A, Recovery of rhodopsin in a subject with primary bilary cirrhosis and vitamin A deficiency following a full bleaching exposure on days when serum levels were normal (filled circle), mildly abnormal (diamond), and more severely abnormal (open circle). All double-density changes have been normalized to the value obtained at 30 minutes (0 to 0.12 density units) on the day when the serum vitamin A level was normal. Error bars are 1 SD. B, corresponding dark adaptometry data for a green stimulus. (From Kemp CM, Jacobson SG, Faulkner DJ, Walt RW.6 Used by permission.)
Abnormalities in liver function have also been associated with vitamin A deficiency and night blindness, possibly due to either abnormal synthesis of retinol-binding protein, lowered serum zinc levels, or simply impaired storage areas for vitamin A esters. Diseases that illustrate these processes include biliary cirrhosis,12 cystic fibrosis,8 and chronic alcoholism,9 the latter presumably with alcoholic cirrhosis. White dots are rarely seen in these conditions and, if present, tend to be more amorphous. Electrophysiological and psychophysical studies in such patients showed elevated rod and cone thresholds on dark adaptation testing as well as reduced or undetectable rod ERGs with reduced-amplitude cone ERGs and normal implicit times. Full recovery was obtained in virtually all patients following parenteral or oral vitamin A supplements.

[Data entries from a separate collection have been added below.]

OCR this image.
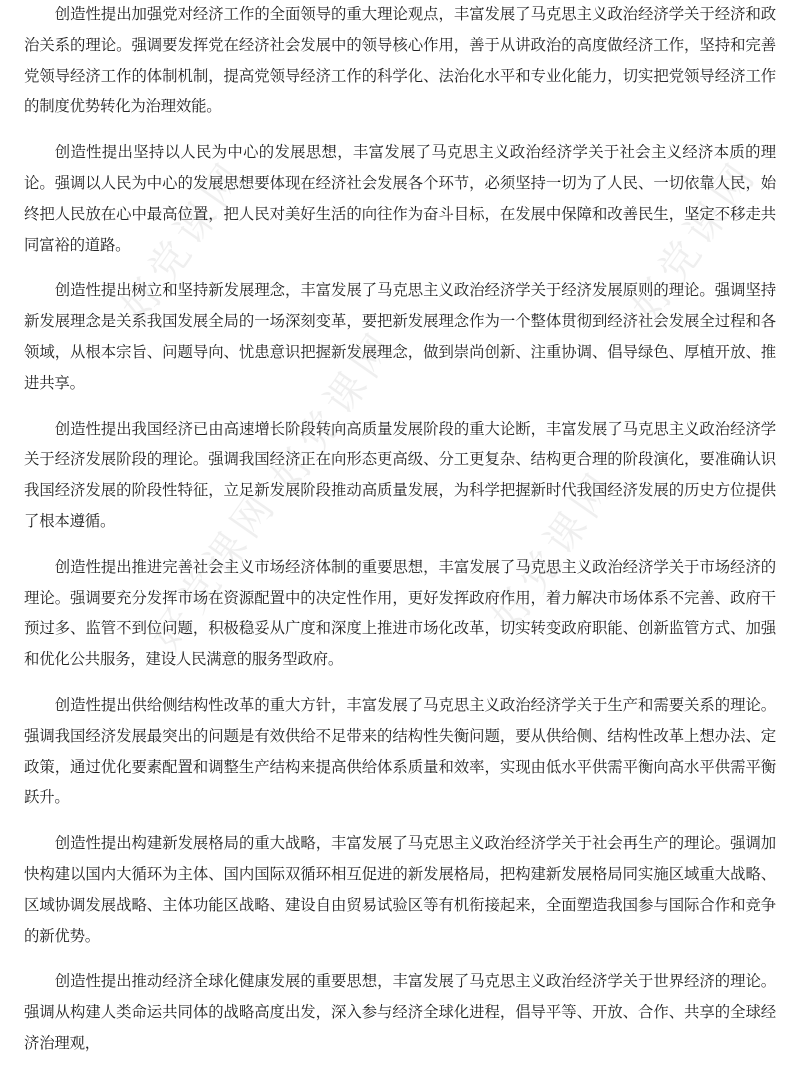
好党课网	好党课网
好党课网
好党课网	好党课网

创造性提出加强党对经济工作的全面领导的重大理论观点，丰富发展了马克思主义政治经济学关于经济和政治关系的理论。强调要发挥党在经济社会发展中的领导核心作用，善于从讲政治的高度做经济工作，坚持和完善党领导经济工作的体制机制，提高党领导经济工作的科学化、法治化水平和专业化能力，切实把党领导经济工作的制度优势转化为治理效能。

创造性提出坚持以人民为中心的发展思想，丰富发展了马克思主义政治经济学关于社会主义经济本质的理论。强调以人民为中心的发展思想要体现在经济社会发展各个环节，必须坚持一切为了人民、一切依靠人民，始终把人民放在心中最高位置，把人民对美好生活的向往作为奋斗目标，在发展中保障和改善民生，坚定不移走共同富裕的道路。

创造性提出树立和坚持新发展理念，丰富发展了马克思主义政治经济学关于经济发展原则的理论。强调坚持新发展理念是关系我国发展全局的一场深刻变革，要把新发展理念作为一个整体贯彻到经济社会发展全过程和各领域，从根本宗旨、问题导向、忧患意识把握新发展理念，做到崇尚创新、注重协调、倡导绿色、厚植开放、推进共享。

创造性提出我国经济已由高速增长阶段转向高质量发展阶段的重大论断，丰富发展了马克思主义政治经济学关于经济发展阶段的理论。强调我国经济正在向形态更高级、分工更复杂、结构更合理的阶段演化，要准确认识我国经济发展的阶段性特征，立足新发展阶段推动高质量发展，为科学把握新时代我国经济发展的历史方位提供了根本遵循。

创造性提出推进完善社会主义市场经济体制的重要思想，丰富发展了马克思主义政治经济学关于市场经济的理论。强调要充分发挥市场在资源配置中的决定性作用，更好发挥政府作用，着力解决市场体系不完善、政府干预过多、监管不到位问题，积极稳妥从广度和深度上推进市场化改革，切实转变政府职能、创新监管方式、加强和优化公共服务，建设人民满意的服务型政府。

创造性提出供给侧结构性改革的重大方针，丰富发展了马克思主义政治经济学关于生产和需要关系的理论。强调我国经济发展最突出的问题是有效供给不足带来的结构性失衡问题，要从供给侧、结构性改革上想办法、定政策，通过优化要素配置和调整生产结构来提高供给体系质量和效率，实现由低水平供需平衡向高水平供需平衡跃升。

创造性提出构建新发展格局的重大战略，丰富发展了马克思主义政治经济学关于社会再生产的理论。强调加快构建以国内大循环为主体、国内国际双循环相互促进的新发展格局，把构建新发展格局同实施区域重大战略、区域协调发展战略、主体功能区战略、建设自由贸易试验区等有机衔接起来，全面塑造我国参与国际合作和竞争的新优势。

创造性提出推动经济全球化健康发展的重要思想，丰富发展了马克思主义政治经济学关于世界经济的理论。强调从构建人类命运共同体的战略高度出发，深入参与经济全球化进程，倡导平等、开放、合作、共享的全球经济治理观，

The syndrome of abetalipoproteinemia (Bassen-Kornzweig syndrome) is associated with steatorrhea, acanthocytosis, a progressive neuromuscular degeneration, and a generalized degeneration of the retina.1 In this disorder there is a low level of all fats including the fat-soluble vitamins. The associated absence or near-absence of lipoproteins, among them the lipoproteins responsible for the transport of vitamin A in the blood, is the metabolic abnormality responsible for the concomitant low serum levels of this vitamin. Several studies have shown that some patients given vitamin A with subsequent normalization of their vitamin A levels will show an improvement in both dark adaptation as well as the ERG.5,10 Bishara et al. suggested that vitamin E should also be administered comcomitantly.2
In summary, from a clinical perspective, vitamin A deficiency with subsequent night blindness can occur from a number of diseases affecting different metabolic sites; these include (1) reduced intake of vitamin A and/or carotenoids such as in malnutrition, (2) reduced intestinal absorption of vitamin A such as follows intestinal bypass or resection surgery, (3) defects in the transport of vitamin A as in Bassen-Kornzweig syndrome, and (4) liver disease that leads to abnormalities in the normal vitamin A pathway due to reduced production of retinol-binding protein, reduced amounts of zinc, or reduced storage areas for vitamin A esters.